Правда, эти слова она говорила артельщикам далеко не в первый раз. И хотя они уже перестали верить Фекетене, однако на место ее незадачливого супруга пока никого не брали, считая, что бедняга Фекете и без того достаточно наказан, чтобы его еще на целый год оставлять без хлеба…
А потом, кто знает, быть может, его и в самом деле вот-вот выпустят из заключения?..
Против самого Фекете никто в артели ничего не имел: мужик он был порядочный, свою работу всегда исполнял добросовестно, да и в артели состоял уж не один год. А несчастье, которое обрушилось на него, со всяким может случиться. И не только с бедняком, но и с богатым, только тогда это называют не воровством, а как-нибудь иначе…
До поры до времени артельщики не хотели никого брать к себе: новичок, мол, пока приживется, пройдет несколько лет. Однако и ждать Фекете они уже больше не могли и потому решили взять кого-нибудь вместо него.
Шандор не спеша оделся. Смочив волосы водой, причесался перед зеркалом и отправился на артельное собрание. По улице он шел не спеша, с чувством собственного достоинства, как человек, которому принадлежит вся улица.

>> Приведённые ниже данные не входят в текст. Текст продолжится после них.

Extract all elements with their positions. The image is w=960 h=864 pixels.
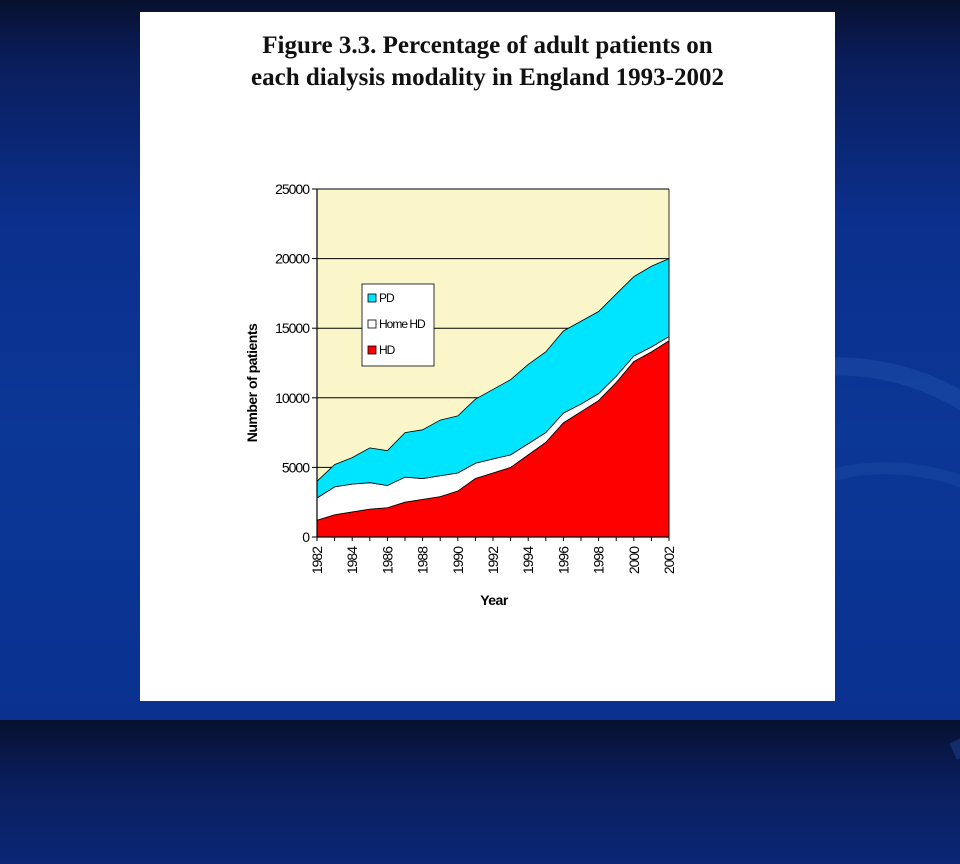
legend-swatch-pd [367, 293, 377, 303]
x-tick-label: 2000 [626, 546, 642, 574]
x-tick-label: 1988 [415, 546, 431, 574]
x-tick-label: 1986 [379, 546, 395, 574]
x-tick-label: 1984 [344, 546, 360, 574]
y-axis-title: Number of patients [244, 323, 260, 442]
legend-swatch-home-hd [367, 319, 377, 329]
figure-title-line-1: Figure 3.3. Percentage of adult patients… [262, 32, 713, 59]
x-tick-label: 1994 [520, 546, 536, 574]
y-tick-label: 25000 [275, 181, 310, 197]
legend-swatch-hd [367, 345, 377, 355]
x-tick-label: 1992 [485, 546, 501, 574]
figure-title: Figure 3.3. Percentage of adult patients… [140, 30, 835, 94]
y-tick-label: 20000 [275, 251, 310, 267]
x-tick-label: 1996 [555, 546, 571, 574]
y-tick-label: 15000 [275, 320, 310, 336]
y-tick-label: 0 [302, 529, 310, 545]
x-axis-title: Year [480, 592, 509, 608]
legend-label-pd: PD [379, 291, 395, 305]
legend-label-home-hd: Home HD [379, 317, 426, 331]
slide-panel: Figure 3.3. Percentage of adult patients… [140, 12, 835, 701]
figure-title-line-2: each dialysis modality in England 1993-2… [251, 64, 724, 91]
y-tick-label: 10000 [275, 390, 310, 406]
legend-label-hd: HD [379, 343, 396, 357]
x-tick-label: 1982 [309, 546, 325, 574]
x-tick-label: 2002 [661, 546, 677, 574]
y-tick-label: 5000 [282, 459, 310, 475]
x-tick-label: 1998 [591, 546, 607, 574]
x-axis-ticks: 1982 1984 1986 1988 1990 1992 1994 1996 1998 2000… [309, 537, 677, 574]
legend: PD Home HD HD [361, 283, 435, 367]
y-axis-ticks: 0 5000 10000 15000 20000 25000 [275, 181, 317, 545]
x-tick-label: 1990 [450, 546, 466, 574]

Когда Шандор проходил мимо дома Вечери, тот крикнул ему через изгородь:
— С тех пор как стал домовладельцем, ты и носа к нам не кажешь. Не хочешь знаться с такими бедняками, как мы, а?

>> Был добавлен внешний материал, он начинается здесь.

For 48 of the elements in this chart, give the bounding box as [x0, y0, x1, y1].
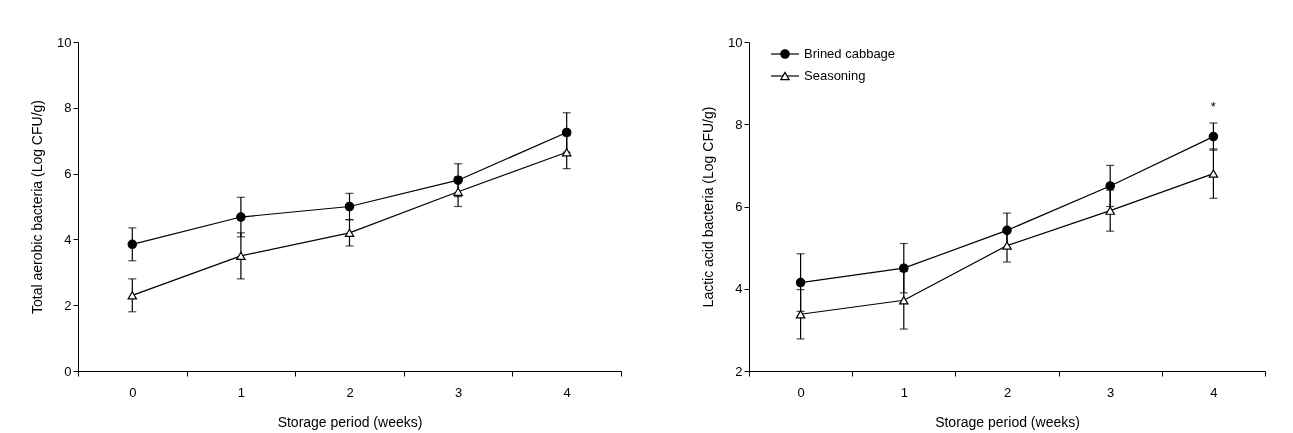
x-axis-title: Storage period (weeks) — [935, 413, 1080, 430]
x-tick-label: 0 — [797, 384, 805, 400]
point — [127, 291, 138, 300]
y-tick-label: 4 — [735, 281, 743, 297]
y-tick-label: 10 — [57, 34, 72, 50]
x-tick-label: 2 — [1003, 384, 1012, 400]
x-tick-label: 4 — [1210, 384, 1218, 400]
y-tick-label: 0 — [64, 363, 72, 379]
point — [344, 201, 355, 212]
point — [1105, 206, 1115, 215]
y-tick-label: 10 — [728, 34, 743, 50]
y-tick-label: 8 — [735, 116, 743, 132]
x-axis-title: Storage period (weeks) — [277, 413, 423, 430]
legend-label: Brined cabbage — [804, 46, 896, 61]
point — [127, 239, 138, 250]
x-tick-label: 1 — [237, 384, 246, 400]
point — [795, 310, 806, 319]
point — [899, 263, 909, 273]
point — [795, 277, 806, 288]
x-tick-label: 3 — [454, 384, 463, 400]
point — [1208, 169, 1219, 178]
y-tick-label: 6 — [64, 166, 72, 182]
y-tick-label: 6 — [735, 199, 743, 214]
y-axis-title: Total aerobic bacteria (Log CFU/g) — [29, 100, 46, 314]
point — [344, 228, 355, 238]
point — [1105, 181, 1115, 191]
point — [236, 212, 246, 222]
annotation: * — [1210, 99, 1216, 115]
point — [899, 296, 909, 305]
x-tick-label: 1 — [900, 384, 908, 400]
point — [1002, 225, 1012, 236]
y-tick-label: 2 — [64, 297, 72, 313]
point — [1208, 131, 1219, 142]
y-axis-title: Lactic acid bacteria (Log CFU/g) — [700, 106, 717, 308]
x-tick-label: 2 — [346, 384, 354, 400]
point — [453, 175, 463, 185]
y-tick-label: 8 — [64, 100, 72, 116]
legend-label: Seasoning — [804, 68, 866, 83]
x-tick-label: 3 — [1107, 384, 1115, 400]
y-tick-label: 2 — [735, 363, 743, 379]
y-tick-label: 4 — [64, 231, 72, 247]
x-tick-label: 4 — [563, 384, 571, 400]
x-tick-label: 0 — [129, 384, 137, 400]
point — [561, 127, 572, 138]
point — [1002, 241, 1012, 250]
point — [561, 147, 572, 157]
point — [453, 187, 463, 196]
point — [236, 251, 246, 261]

Шандор поздоровался с Вечери и, перебросившись с ним несколькими словами, пошел дальше.
Во дворе у Фаркашей собралась почти вся артель, не было только самого старшего, До его прихода говорили о том о сем, а в основном — об уборке урожая и о том, что обмолот в этом году, видимо, будет нелегким.
— Как следует придется поработать, это уж точно!
— А если до того времени еще дождичек прихватит, то закопаемся мы в соломе.
— Главное, чтоб намолот был хороший, тогда и солома не помешает.
— По семь-восемь центнеров с хольда возьмем по кругу.
— По крайним участкам вряд ли. Там пшеничка не такая уж хорошая, а вот овес и там вымахал.
Беседа текла неспешно. Свои мысли подкрепляли жестами. Затем стали вспоминать, в каком году в это время стояла точно такая же погода, когда был точно такой же урожай.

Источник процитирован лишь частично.